An easy way to think about this is to think of ecommerce sites that surface "customers also bought" features that show you product recommendations. Customers that may be placed in the same audience can be served completely unique content/products recommendations, focused on what they are looking for today.
Based on these insights, the algorithm can recommend products or surface relevant content that’s highly likely to capture the user’s interest.
Some examples are:
- Content recommendations - Personalized articles, videos, or other content that aligns with a user's interests
- Product recommendations - Product suggestions based on past purchases, browsing history, or similar user interests
- Email recommendations - Tailored emails with content, products, or offers that match recipients interests
Advantages of AI personalization
- Scalability - As with most other AI solutions, scalability becomes much more attainable. Instead of you doing all the legwork, you can let the robot overlords AI platform do it's thing.
- Enhanced user experience - Adaptability and real-time personalization are also much more attainable with an AI engine steering the ship.

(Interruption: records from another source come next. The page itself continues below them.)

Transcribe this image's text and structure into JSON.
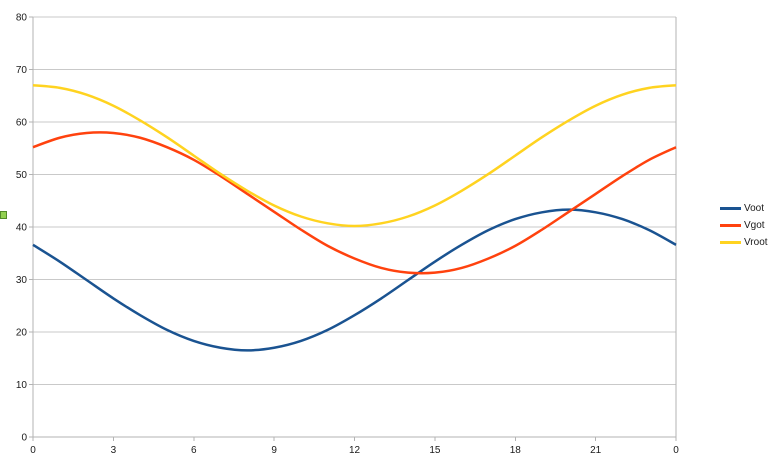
{
  "chart_data": {
    "type": "line",
    "title": "",
    "xlabel": "",
    "ylabel": "",
    "xlim": [
      0,
      24
    ],
    "ylim": [
      0,
      80
    ],
    "grid": "horizontal",
    "legend_position": "right",
    "x": [
      0,
      1,
      2,
      3,
      4,
      5,
      6,
      7,
      8,
      9,
      10,
      11,
      12,
      13,
      14,
      15,
      16,
      17,
      18,
      19,
      20,
      21,
      22,
      23,
      24
    ],
    "x_tick_positions": [
      0,
      3,
      6,
      9,
      12,
      15,
      18,
      21,
      24
    ],
    "x_tick_labels": [
      "0",
      "3",
      "6",
      "9",
      "12",
      "15",
      "18",
      "21",
      "0"
    ],
    "y_ticks": [
      0,
      10,
      20,
      30,
      40,
      50,
      60,
      70,
      80
    ],
    "y_tick_labels": [
      "0",
      "10",
      "20",
      "30",
      "40",
      "50",
      "60",
      "70",
      "80"
    ],
    "series": [
      {
        "name": "Voot",
        "color": "#1a5391",
        "values": [
          36.6,
          33.4,
          29.9,
          26.4,
          23.2,
          20.4,
          18.3,
          17.0,
          16.5,
          17.0,
          18.3,
          20.4,
          23.2,
          26.4,
          29.9,
          33.4,
          36.6,
          39.4,
          41.5,
          42.8,
          43.3,
          42.8,
          41.5,
          39.4,
          36.6
        ]
      },
      {
        "name": "Vgot",
        "color": "#ff420e",
        "values": [
          55.2,
          57.0,
          57.9,
          57.9,
          57.0,
          55.2,
          52.8,
          49.7,
          46.3,
          42.9,
          39.5,
          36.4,
          34.0,
          32.2,
          31.3,
          31.3,
          32.2,
          34.0,
          36.4,
          39.5,
          42.9,
          46.3,
          49.7,
          52.8,
          55.2
        ]
      },
      {
        "name": "Vroot",
        "color": "#ffd320",
        "values": [
          67.0,
          66.5,
          65.2,
          63.1,
          60.3,
          57.1,
          53.6,
          50.1,
          46.9,
          44.1,
          42.0,
          40.7,
          40.2,
          40.7,
          42.0,
          44.1,
          46.9,
          50.1,
          53.6,
          57.1,
          60.3,
          63.1,
          65.2,
          66.5,
          67.0
        ]
      }
    ]
  },
  "colors": {
    "background": "#ffffff",
    "gridline": "#c9c9c9",
    "axis": "#b3b3b3",
    "label": "#1a1a1a",
    "handle_fill": "#92d050",
    "handle_border": "#538b29"
  }
}
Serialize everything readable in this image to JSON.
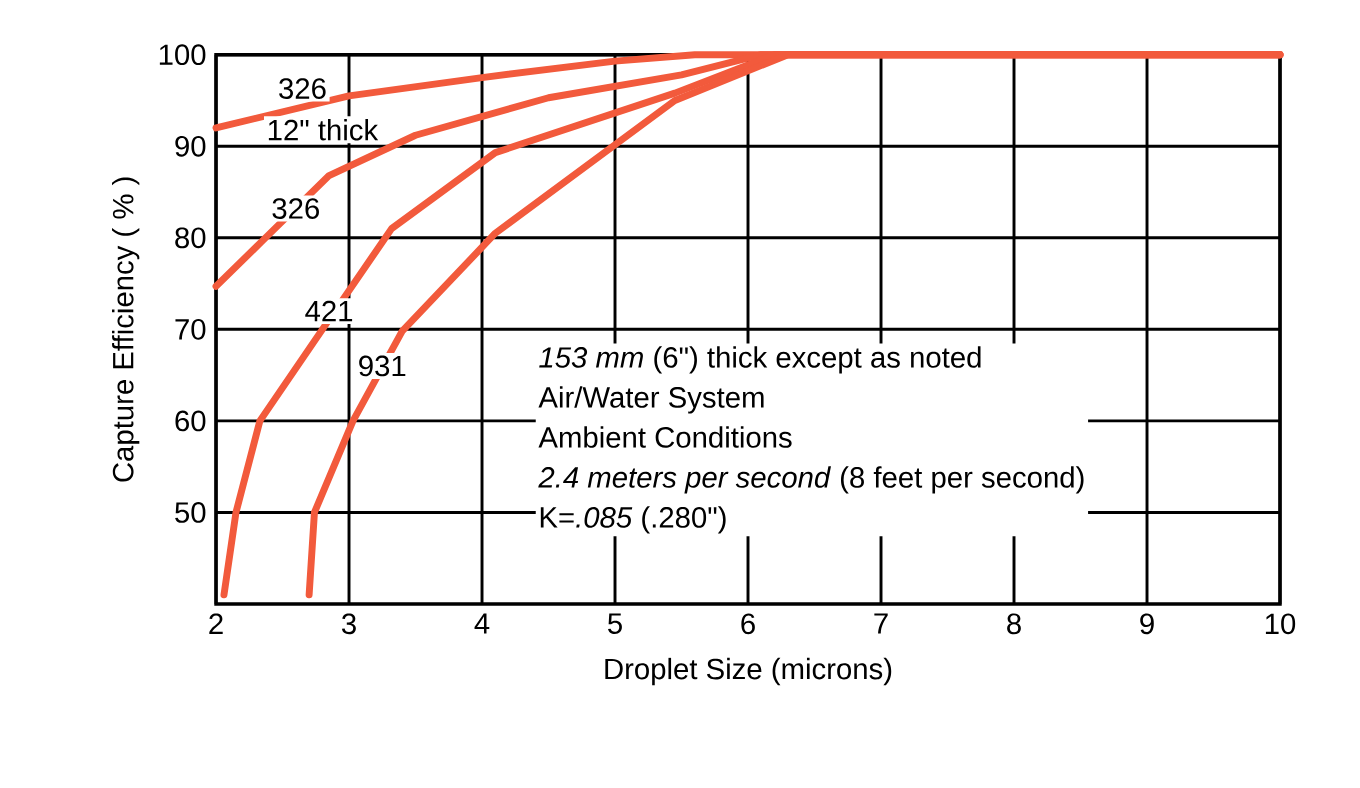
{
  "chart_data": {
    "type": "line",
    "xlabel": "Droplet Size (microns)",
    "ylabel": "Capture Efficiency ( % )",
    "xlim": [
      2,
      10
    ],
    "ylim": [
      40,
      100
    ],
    "xticks": [
      2,
      3,
      4,
      5,
      6,
      7,
      8,
      9,
      10
    ],
    "yticks": [
      50,
      60,
      70,
      80,
      90,
      100
    ],
    "grid": true,
    "marker": "none",
    "line_style": "solid",
    "series": [
      {
        "name": "326",
        "color": "#f25a3c",
        "x": [
          2,
          3,
          4,
          5,
          5.6,
          10
        ],
        "values": [
          92,
          95.5,
          97.5,
          99.3,
          100,
          100
        ]
      },
      {
        "name": "326",
        "color": "#f25a3c",
        "x": [
          2,
          2.4,
          2.85,
          3.5,
          4.5,
          5.5,
          6.1,
          10
        ],
        "values": [
          74.7,
          80.4,
          86.8,
          91.2,
          95.3,
          97.8,
          100,
          100
        ]
      },
      {
        "name": "421",
        "color": "#f25a3c",
        "x": [
          2.06,
          2.15,
          2.33,
          2.8,
          3.32,
          4.1,
          5.45,
          6.2,
          10
        ],
        "values": [
          41,
          50,
          60,
          70,
          81,
          89.3,
          95.8,
          100,
          100
        ]
      },
      {
        "name": "931",
        "color": "#f25a3c",
        "x": [
          2.7,
          2.74,
          3.03,
          3.4,
          4.1,
          5.45,
          6.3,
          10
        ],
        "values": [
          41,
          50,
          60,
          69.8,
          80.5,
          95,
          100,
          100
        ]
      }
    ],
    "annotations": [
      "12\" thick",
      "*153 mm* (6\") thick except as noted",
      "Air/Water System",
      "Ambient Conditions",
      "*2.4 meters per second* (8 feet per second)",
      "K=*.085* (.280\")"
    ]
  }
}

- Content reuse - How often have you done content audits only to realize that the article you just wrote was already written 2 years ago (and written way better)? AI is an effective way to surface the most relevant content in your content library, even the articles you may have forgotten about.
Disadvantages of AI personalization
- Limited scope - AI still has a ways to go when it comes to personalization outside the scope of recommended content and products.
- Data concerns - Are you one of the users that likes having your data harvested in ways you can't even understand? Probably not. And if you said yes, you're probably lying. Privacy and data tracking transparency can become murky if not done properly.
- Content availability - Content recommendations are useless if you don't have content to recommend (duh). Many marketing teams are struggling when it comes to scaling content, but now those pains are traversing into the realm of personalization.
Wrapping up
When you break it down, implementing personalization really comes down to whether you want to institute the customer experience mapping yourself (rule-based), have AI do it for you (AI personalization), or employ some kind of hybrid.
Most businesses would probably prefer a hybrid, where you can define rules based on specific customer actions (atoms), customer segments (molecules), and customer profiles (organisms), while allowing AI to deliver a personalized experience in real-time, reacting to customer behavior.
However you choose to personalize, just remember to take it personally.